Op zoek naar mijn eigen ik: here IAM!

Hoe nu verder met Identity en Access Management?

Door: Johan de Jong, Thoughtleader Digital Government bij CGI

Tientallen username en password combinaties. Meerdere soft tokens met pincodes. Een password manager op mijn smartphone die ik open met mijn vingerafdruk. Dat heb ik tegenwoordig allemaal nodig om toegang te krijgen tot mijn werkplek, tot ‘mijn overheid’, mijn favoriete webwinkels, mijn social media, mijn e-mail, mijn pensioengegevens, mijn verzekeringen en mijn bankrekening. En overal waar ik kom, moet ik mijn profiel (NAW, telefoonnummer, geboortedatum) invullen en actueel houden. Als klant, burger en medewerker denk ik dan: dit moet toch anders kunnen!

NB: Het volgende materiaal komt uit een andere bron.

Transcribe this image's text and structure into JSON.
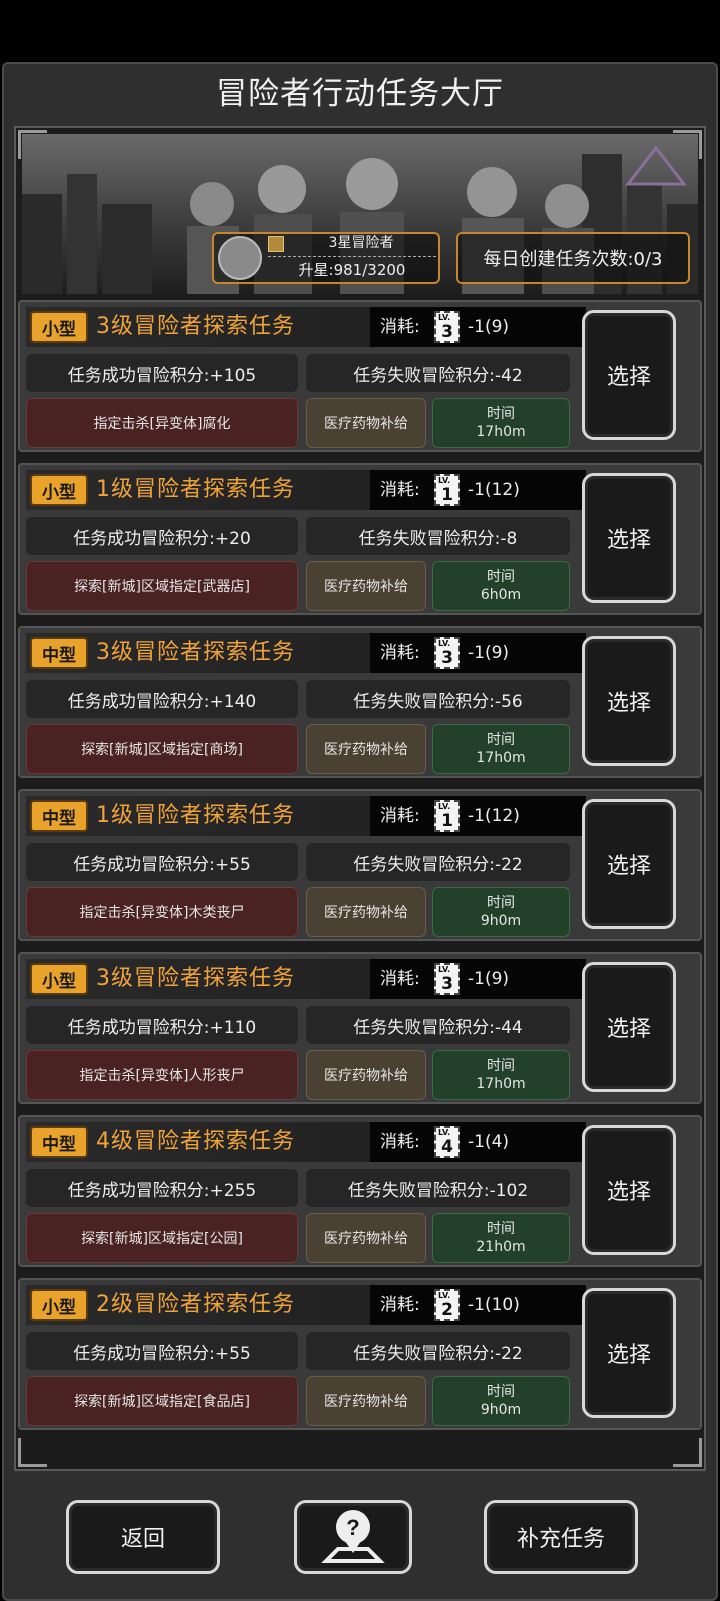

Vanuit professioneel oogpunt volg ik de ontwikkelingen van alle eID-middelen, zoals eIDAS, Idensys, iDIN, DigiD, eHerkenning, NotarisID en het ZorgID. Naar verwachting blijven er de komende jaren nieuwe eID-middelen komen en gaan. Daarnaast houd ik mij bezig met onderwerpen als identity management, attribute- en role-based authenticatie, machtigen, two factor authentication, client onboarding, know your customer, privacy wet- en regelgeving, encryptie en digital signing. Als je eenmaal aan de slag gaat met IAM (Identity en Access Management) blijkt het een waanzinnig gaaf en uitdagend vakgebied. Een wereld die sterk in beweging is en waarachter veel meer schuil gaat dan je op het eerste gezicht denkt.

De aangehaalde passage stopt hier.